Tillsonburg lost one of its favourite sons with the death of Dennis Fairall last Friday.
Fairall, who excelled as a cross-country and track and field coach at the University of Windsor, first made a name for himself while in his hometown of Tillsonburg.
“He hosted international track meets here for two or three consecutive years,” said Brian O’Rourke. “He had Olympic gold medal competitors here, and it was an ‘event of the summer.’”
O’Rourke remembers billeting American athlete Danny Harris, who won silver in the 400-metre hurdles at the 1984 Summer Olympics. He also recalled Roger Kingdom, a two-time Olympic gold medallist and world-record holder in 110-metre high hurdles, also competing in Tillsonburg.
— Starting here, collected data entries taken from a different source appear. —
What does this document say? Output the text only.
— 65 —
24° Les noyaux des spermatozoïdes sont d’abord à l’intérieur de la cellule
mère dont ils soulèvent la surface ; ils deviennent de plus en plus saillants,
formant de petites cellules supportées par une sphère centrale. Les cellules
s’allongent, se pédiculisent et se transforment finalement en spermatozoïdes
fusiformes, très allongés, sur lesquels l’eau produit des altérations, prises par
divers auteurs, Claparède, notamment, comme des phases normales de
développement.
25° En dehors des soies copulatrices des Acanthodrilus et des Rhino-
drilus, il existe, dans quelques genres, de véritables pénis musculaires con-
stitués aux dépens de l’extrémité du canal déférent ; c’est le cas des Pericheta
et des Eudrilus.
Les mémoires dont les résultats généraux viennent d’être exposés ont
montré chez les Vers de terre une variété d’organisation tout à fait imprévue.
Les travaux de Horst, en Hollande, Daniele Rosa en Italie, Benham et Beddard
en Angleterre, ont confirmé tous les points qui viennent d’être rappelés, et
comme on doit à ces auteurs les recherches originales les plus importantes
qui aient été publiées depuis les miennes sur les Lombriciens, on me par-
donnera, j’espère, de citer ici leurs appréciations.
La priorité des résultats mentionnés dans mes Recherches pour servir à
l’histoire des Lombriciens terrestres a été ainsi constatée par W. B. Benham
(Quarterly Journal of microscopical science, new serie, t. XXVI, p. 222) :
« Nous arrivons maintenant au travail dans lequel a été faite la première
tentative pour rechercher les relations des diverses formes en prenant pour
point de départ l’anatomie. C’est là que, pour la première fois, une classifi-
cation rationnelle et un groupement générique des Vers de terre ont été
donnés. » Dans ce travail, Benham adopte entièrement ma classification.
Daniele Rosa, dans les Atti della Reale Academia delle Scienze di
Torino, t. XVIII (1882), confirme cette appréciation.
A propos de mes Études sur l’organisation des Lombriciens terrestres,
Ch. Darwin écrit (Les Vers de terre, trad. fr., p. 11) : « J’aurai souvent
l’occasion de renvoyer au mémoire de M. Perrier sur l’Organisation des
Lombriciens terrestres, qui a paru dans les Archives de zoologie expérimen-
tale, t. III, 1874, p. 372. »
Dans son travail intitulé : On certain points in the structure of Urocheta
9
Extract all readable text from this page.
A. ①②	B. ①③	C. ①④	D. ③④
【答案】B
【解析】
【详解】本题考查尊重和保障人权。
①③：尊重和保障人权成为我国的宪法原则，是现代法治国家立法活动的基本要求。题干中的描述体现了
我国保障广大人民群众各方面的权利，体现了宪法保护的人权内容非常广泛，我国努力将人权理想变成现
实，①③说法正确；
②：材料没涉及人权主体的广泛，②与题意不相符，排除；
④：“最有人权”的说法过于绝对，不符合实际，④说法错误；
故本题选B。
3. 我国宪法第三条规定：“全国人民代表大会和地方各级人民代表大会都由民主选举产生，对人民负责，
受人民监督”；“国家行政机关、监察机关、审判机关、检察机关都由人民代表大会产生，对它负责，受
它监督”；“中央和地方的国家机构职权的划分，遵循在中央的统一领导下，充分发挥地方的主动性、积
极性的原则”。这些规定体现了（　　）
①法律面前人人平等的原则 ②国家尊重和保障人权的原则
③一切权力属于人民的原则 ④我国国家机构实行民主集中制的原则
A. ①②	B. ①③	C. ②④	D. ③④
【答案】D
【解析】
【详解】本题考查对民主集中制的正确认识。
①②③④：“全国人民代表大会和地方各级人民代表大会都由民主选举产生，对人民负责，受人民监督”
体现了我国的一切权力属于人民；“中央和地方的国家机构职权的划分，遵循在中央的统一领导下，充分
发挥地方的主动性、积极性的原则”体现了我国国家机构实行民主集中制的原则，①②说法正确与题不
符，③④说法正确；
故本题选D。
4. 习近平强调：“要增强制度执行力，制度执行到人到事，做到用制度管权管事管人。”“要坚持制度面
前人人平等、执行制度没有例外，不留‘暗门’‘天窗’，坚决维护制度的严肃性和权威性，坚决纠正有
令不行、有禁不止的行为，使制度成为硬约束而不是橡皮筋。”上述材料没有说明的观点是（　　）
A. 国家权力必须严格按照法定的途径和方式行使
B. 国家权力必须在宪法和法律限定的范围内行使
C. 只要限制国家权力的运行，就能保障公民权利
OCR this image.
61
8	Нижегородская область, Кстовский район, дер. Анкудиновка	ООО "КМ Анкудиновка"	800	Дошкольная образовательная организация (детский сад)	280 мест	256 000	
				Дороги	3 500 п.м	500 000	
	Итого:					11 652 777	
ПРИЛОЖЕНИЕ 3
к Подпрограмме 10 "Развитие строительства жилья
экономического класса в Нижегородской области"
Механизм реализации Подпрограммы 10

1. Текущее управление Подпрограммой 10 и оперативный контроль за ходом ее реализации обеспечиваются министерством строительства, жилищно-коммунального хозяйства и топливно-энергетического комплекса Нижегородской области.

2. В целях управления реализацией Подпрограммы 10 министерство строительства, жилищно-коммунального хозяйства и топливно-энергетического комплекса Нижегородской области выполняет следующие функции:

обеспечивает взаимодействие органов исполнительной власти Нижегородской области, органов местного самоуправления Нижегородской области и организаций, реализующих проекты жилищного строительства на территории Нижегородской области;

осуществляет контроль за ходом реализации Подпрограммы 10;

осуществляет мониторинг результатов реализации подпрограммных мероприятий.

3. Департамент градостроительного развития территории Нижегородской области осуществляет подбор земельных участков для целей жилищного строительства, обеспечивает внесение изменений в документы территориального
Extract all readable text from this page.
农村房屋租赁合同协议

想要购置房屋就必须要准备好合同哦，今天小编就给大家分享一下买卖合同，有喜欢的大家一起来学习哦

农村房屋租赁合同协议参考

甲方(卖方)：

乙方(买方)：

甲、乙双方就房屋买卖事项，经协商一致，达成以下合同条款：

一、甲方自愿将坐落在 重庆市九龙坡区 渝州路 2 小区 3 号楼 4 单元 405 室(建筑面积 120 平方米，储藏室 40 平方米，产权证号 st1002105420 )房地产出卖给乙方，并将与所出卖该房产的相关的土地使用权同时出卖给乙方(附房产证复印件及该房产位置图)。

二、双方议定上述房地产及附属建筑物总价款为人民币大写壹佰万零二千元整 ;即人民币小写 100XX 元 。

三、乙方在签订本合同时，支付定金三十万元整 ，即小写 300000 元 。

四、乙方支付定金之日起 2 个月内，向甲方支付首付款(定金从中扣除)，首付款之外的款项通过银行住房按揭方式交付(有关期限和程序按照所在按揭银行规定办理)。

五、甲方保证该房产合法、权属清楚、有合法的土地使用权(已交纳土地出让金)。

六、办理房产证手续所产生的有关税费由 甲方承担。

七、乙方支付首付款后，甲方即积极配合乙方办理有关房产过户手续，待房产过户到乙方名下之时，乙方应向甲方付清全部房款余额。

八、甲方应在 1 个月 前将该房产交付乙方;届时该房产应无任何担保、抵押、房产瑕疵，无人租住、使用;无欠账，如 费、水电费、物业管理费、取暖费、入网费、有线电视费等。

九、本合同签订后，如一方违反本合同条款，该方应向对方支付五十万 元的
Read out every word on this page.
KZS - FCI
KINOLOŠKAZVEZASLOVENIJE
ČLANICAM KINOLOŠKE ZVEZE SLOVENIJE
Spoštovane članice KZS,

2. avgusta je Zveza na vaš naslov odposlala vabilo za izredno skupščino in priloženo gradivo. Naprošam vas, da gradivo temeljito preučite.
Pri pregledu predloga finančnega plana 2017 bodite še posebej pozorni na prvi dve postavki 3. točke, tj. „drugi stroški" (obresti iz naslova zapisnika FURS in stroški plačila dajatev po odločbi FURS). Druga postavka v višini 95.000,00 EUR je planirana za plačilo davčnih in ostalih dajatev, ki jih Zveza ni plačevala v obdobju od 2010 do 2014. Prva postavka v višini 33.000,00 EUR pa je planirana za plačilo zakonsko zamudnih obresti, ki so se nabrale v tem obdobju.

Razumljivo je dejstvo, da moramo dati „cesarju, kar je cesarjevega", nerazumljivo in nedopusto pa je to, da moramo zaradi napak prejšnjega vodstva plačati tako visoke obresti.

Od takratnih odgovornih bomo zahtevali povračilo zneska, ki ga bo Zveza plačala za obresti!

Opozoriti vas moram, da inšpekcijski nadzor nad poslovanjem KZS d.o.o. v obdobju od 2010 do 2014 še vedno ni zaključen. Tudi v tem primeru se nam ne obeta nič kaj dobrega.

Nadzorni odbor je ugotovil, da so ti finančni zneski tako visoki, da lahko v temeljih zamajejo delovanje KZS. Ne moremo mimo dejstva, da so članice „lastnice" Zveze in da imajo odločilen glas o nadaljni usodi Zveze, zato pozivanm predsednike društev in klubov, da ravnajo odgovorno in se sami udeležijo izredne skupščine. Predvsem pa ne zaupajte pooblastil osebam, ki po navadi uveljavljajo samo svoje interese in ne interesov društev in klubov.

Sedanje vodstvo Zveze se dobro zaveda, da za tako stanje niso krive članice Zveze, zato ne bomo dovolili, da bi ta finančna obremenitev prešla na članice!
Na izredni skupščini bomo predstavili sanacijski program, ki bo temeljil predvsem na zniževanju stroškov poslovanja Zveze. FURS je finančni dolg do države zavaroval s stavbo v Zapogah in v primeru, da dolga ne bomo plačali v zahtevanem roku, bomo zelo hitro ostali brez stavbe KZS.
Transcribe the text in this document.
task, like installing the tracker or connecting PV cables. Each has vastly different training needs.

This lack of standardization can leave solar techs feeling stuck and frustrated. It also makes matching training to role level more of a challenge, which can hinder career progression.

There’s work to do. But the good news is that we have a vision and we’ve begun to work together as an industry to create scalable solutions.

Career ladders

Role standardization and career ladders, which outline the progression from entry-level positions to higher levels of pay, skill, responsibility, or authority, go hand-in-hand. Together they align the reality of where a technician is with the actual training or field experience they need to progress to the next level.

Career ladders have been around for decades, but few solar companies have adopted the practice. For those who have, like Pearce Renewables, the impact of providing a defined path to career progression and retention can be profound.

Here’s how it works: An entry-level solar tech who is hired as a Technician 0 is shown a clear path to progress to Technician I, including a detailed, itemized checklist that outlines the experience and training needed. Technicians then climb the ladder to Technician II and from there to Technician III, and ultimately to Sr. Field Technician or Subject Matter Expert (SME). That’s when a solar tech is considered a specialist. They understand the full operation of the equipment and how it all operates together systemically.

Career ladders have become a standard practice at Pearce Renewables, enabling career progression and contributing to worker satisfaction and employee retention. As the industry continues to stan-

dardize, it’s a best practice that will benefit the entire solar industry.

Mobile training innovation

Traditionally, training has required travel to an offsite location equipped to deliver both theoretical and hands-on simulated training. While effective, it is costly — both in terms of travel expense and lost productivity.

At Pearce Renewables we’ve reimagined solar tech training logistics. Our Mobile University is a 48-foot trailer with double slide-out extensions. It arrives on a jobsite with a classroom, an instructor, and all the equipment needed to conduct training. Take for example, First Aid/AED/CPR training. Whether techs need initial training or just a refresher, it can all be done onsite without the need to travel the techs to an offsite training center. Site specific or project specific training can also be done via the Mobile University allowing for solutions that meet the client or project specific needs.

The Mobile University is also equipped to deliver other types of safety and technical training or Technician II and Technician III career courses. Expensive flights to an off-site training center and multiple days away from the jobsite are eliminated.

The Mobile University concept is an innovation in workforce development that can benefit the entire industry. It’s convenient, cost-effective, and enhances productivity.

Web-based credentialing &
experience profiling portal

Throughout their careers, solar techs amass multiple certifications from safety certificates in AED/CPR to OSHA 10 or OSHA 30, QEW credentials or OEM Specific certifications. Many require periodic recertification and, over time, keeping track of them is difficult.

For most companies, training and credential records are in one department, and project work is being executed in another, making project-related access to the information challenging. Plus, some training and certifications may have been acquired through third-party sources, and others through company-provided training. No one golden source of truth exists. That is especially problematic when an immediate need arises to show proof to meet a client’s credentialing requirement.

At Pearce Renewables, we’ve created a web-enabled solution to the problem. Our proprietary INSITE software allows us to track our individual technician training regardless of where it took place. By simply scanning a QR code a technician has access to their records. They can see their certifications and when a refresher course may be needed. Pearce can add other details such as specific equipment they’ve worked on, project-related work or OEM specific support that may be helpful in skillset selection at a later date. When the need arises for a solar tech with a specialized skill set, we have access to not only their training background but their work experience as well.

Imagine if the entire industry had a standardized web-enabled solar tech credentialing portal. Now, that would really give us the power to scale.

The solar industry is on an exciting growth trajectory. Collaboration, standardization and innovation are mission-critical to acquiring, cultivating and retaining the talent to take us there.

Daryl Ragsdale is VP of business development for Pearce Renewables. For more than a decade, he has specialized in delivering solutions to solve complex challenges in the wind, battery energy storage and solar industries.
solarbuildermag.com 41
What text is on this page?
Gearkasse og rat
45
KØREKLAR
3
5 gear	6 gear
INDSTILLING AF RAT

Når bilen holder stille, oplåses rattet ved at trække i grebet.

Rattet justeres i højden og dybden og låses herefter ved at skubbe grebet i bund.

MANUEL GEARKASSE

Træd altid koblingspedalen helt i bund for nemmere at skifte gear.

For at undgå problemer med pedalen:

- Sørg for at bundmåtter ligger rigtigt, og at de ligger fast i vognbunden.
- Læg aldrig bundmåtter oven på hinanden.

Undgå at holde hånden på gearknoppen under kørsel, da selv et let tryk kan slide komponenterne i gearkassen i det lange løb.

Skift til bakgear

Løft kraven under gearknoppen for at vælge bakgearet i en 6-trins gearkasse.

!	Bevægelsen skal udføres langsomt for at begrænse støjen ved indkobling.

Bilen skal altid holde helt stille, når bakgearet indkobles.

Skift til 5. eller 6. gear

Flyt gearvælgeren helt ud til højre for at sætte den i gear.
A young Ben Johnson – just before his 1988 gold medal – also participated.
Over his career – mostly at the University of Windsor – Fairall coached more than 1,800 athletes, won 25 Canadian university championships and 46 Ontario university athletics titles.
He was also Tillsonburg’s Citizen of the Year in 1983.
And in 2016, Fairall became one of only seven in the history of the town to receive Tillsonburg’s prestigious Favourite Son or Daughter Award.
O’Rourke recalled a statement from Colin Campbell at Fairall’s Favourite Son Award ceremony.
“(Campbell) said, ‘Dennis is the only coach I know who doesn’t yell at his athletes.’ He said every coach he had ever come across, it didn’t matter what sport, they were always carrying on. Dennis never did.
“Dennis’s impact on students, as well as the entire track and field program across Canada, is unprecedented,” Campbell, also a Favourite Son, wrote in his nomination letter for Fairall. “He’s an icon.”
Fairall, 67, died after a long battle with progressive supranuclear palsy. He stepped away from his coaching roles in 2015 after 29 years.
“He was named Canadian or conference coach of the year 65 times in 30 years,” O’Rourke noted. “How does a guy do that? Nobody has had an impact on track – as a coach – as that guy. “
Fairall had a love for many sports, not just track and field, which he excelled at while at Glendale high school. He played hockey, basketball and baseball and was involved in harness racing.
He helped found the Tillsonburg Legion Track and Field Club in 1974 before eventually turning Windsor into the premier track and field school in Canada.
“He put in a lot of time and effort and he was good recruiter – that’s why he did so well at Windsor,” Kelly Sivyer, who was one of the first seven athletes in the club, said. “Even before he went to Windsor, just recruiting people to come to the legion track club. It would not have thrived if it wasn’t for Dennis.”
Fairell applied for the director of recreation in Tillsonburg in the mid 1980s but, after being passed over, eventually joined the University of Windsor in 1985.
“It was a lifelong dedication for Dennis. That was his life,” Sivyer said.
Visitations – by invitation – are taking place in Windsor over a two- to three-day period, said O’Rourke.
The University of Windsor is holding an online ceremony Saturday – live-streamed from Dennis Fairall Fieldhouse at 1 p.m. – that will include Fairall’s accomplishments.